Photograph by Stefen Chow for Fortune

By FORTUNE STAFF March 7, 2018

It’s probably the single most important design-client transaction. Get it right, and the project is off to a flying start. Screw it up, and down the line there are bound to be squabbles and recriminations. These truisms impelled Harry West, the CEO of Frog to give delegates to the Brainstorm Design conference in Singapore a thorough briefing on, well, how to brief.

West’s firm began life as an industrial design house in 1969 and today is involved in computing, software, mobile applications, virtual reality and artificial intelligence, as well as product, brand, and consumer design.

What you are looking for is outcomes and your best way of achieving that goal with your design team is to ignite their passion.

He kicked off his presentation by making a comparison with a road trip. “Imagine you’re in a car but you can’t drive it so you have to hire a person to drive that car for you,” he told delegates at a lunchtime session.

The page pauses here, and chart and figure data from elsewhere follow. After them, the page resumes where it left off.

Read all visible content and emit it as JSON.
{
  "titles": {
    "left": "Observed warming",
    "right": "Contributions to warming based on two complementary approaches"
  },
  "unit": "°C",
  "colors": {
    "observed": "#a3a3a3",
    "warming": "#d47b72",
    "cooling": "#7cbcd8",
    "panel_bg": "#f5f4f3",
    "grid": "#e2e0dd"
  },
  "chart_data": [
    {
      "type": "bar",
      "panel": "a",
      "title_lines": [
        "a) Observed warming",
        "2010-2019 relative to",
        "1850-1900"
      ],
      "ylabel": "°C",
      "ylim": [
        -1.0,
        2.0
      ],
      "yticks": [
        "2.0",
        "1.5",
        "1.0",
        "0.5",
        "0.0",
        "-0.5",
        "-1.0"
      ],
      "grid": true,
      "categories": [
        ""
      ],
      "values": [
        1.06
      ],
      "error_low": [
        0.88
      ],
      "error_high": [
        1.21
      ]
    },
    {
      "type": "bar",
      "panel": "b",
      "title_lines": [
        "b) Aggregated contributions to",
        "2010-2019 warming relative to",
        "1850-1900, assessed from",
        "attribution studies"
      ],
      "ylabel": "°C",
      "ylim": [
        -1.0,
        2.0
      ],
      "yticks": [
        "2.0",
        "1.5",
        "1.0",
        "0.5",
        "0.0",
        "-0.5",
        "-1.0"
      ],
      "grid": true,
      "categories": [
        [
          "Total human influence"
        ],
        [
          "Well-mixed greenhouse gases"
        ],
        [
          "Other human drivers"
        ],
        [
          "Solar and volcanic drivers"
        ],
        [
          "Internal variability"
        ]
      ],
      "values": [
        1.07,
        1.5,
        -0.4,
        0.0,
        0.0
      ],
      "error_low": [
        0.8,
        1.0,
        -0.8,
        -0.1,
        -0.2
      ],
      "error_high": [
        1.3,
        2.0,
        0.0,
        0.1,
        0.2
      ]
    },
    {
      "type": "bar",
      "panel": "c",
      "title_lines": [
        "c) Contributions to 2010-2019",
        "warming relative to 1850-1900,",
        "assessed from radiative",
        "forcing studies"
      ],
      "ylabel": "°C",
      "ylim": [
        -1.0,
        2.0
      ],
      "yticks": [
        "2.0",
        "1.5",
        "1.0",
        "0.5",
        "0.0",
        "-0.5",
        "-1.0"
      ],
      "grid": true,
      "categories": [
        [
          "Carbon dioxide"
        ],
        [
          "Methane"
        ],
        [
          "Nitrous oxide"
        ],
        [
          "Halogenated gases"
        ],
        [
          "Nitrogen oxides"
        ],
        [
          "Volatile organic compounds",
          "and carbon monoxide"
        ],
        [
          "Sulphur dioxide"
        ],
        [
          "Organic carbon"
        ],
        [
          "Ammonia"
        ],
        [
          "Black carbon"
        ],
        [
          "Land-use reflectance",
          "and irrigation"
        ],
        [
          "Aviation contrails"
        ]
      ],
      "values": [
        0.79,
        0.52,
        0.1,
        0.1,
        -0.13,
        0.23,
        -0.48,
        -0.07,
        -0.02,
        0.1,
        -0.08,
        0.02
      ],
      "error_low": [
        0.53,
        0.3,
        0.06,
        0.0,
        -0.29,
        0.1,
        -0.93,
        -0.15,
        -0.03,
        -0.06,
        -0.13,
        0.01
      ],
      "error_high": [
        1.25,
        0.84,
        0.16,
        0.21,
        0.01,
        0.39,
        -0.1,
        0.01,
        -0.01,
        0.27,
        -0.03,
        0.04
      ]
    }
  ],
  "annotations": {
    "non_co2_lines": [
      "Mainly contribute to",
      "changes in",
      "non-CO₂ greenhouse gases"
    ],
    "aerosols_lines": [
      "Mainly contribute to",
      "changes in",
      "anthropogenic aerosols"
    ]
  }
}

“You’re sitting in the back of the car with your colleagues but you don’t know what the destination is and you don’t have a map. Soon, you’re thinking ‘Boy it’s getting dark and I really wish we’d had a proper conversation with the driver about where the car is going.’ You could, at this point, throw a document into the front seat but that might not end well. You also realize that you don’t actually agree with your colleagues on where you’re going. Maybe you could just trust the driver, but the driver may not be aligned with you.”

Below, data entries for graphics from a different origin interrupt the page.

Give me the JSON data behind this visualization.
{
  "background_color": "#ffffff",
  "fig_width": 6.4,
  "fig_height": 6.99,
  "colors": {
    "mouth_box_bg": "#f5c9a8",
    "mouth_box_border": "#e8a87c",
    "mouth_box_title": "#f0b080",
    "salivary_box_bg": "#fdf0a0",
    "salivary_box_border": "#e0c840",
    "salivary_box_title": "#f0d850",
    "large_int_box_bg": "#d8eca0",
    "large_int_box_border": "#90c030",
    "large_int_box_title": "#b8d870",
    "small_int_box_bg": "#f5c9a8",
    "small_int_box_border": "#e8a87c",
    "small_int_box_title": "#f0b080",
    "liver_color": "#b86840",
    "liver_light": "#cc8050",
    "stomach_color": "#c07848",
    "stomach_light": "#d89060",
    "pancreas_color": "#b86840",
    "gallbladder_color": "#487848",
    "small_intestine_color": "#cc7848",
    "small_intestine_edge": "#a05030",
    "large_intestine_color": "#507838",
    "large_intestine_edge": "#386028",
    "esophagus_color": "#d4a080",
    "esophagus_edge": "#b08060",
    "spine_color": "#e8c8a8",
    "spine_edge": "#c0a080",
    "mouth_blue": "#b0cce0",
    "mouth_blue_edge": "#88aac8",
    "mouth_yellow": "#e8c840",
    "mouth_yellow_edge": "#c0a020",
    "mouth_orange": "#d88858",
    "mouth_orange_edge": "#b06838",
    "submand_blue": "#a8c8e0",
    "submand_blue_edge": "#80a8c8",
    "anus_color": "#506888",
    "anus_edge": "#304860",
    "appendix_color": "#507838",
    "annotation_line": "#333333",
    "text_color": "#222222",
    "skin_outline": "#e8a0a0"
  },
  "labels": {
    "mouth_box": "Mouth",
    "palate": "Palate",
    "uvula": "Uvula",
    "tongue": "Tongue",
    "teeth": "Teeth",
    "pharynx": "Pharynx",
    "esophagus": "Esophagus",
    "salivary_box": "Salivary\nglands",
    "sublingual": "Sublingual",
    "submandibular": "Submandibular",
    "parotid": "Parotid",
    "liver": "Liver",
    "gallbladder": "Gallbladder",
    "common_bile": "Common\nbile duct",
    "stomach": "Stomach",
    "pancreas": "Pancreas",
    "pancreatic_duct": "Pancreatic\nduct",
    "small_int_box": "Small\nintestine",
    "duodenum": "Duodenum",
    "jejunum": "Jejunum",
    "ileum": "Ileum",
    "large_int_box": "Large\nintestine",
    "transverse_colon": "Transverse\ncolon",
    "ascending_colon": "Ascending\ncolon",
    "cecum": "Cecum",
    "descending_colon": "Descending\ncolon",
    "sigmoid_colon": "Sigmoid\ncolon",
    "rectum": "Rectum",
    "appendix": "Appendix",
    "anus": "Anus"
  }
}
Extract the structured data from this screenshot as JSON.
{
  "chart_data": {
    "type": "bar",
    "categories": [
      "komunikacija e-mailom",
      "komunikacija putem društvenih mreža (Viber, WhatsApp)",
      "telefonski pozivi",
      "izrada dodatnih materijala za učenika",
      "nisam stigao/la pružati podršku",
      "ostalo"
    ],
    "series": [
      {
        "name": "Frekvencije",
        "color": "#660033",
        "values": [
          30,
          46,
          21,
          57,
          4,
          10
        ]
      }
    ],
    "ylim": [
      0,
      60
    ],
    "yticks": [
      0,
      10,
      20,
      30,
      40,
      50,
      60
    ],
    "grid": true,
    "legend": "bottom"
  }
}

Exacerbating the problem is the fact that the typical brief is a flawed document. “We are in the design and innovation business, which means it’s our job to create something new,” West explained. “But a brief that attempts to describe something that doesn’t currently exist is inevitably going to be inaccurate. It’s our magic that we bring to life new ideas. But once we begin to show those ideas, then that begins to cause a change in the thought process within the client organization and then the client reconsiders what they asked for.”

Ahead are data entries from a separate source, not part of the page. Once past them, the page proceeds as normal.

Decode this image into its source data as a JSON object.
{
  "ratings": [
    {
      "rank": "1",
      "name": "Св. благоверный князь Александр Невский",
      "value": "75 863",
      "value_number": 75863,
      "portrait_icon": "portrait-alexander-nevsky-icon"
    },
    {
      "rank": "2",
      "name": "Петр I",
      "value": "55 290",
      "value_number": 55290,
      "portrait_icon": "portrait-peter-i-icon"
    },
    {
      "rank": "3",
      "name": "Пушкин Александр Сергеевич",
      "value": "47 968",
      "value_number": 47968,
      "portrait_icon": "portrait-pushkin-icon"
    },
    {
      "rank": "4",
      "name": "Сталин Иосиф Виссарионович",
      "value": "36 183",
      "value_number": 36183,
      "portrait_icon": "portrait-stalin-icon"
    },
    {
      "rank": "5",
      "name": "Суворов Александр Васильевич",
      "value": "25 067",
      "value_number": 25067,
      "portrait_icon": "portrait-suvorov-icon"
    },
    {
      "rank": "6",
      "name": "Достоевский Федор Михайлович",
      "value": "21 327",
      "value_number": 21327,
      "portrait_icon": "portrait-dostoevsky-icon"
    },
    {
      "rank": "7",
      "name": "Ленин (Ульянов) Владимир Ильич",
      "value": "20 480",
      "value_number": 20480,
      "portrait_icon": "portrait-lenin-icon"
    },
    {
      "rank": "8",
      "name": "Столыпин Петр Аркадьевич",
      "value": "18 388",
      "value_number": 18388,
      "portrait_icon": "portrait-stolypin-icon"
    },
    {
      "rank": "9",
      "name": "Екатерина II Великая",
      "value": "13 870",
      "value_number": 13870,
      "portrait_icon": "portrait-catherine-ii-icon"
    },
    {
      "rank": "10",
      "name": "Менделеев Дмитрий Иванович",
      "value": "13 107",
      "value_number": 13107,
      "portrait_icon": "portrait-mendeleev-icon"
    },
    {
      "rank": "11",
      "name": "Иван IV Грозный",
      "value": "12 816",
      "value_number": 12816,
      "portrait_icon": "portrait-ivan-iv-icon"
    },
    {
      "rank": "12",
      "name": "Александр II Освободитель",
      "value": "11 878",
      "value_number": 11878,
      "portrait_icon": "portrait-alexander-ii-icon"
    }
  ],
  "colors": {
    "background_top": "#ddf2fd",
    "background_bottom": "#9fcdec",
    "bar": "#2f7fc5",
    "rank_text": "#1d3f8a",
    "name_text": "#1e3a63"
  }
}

The solution, West said, is “Deep conversation, person to person, with decision makers and the creative team.”

He added: “You build some common alignment. In that conversation, you can say things that you don’t want to write down, like ‘I don’t really know,’ which generally you don’t put in a brief. You can talk about your ambitions in a way you would be uncomfortable putting in a brief. At Frog, we do not accept work unless we have this conversation.”

West summarized his approach by saying that a good brief had to answer four questions:

What do you want to accomplish?
How do you know you have accomplished it?
Why do you want to accomplish it?
What can the design team not do?
“Passion drives outcomes,” he concluded. “What you are looking for is outcomes and your best way of achieving that goal with your design team is to ignite their passion.”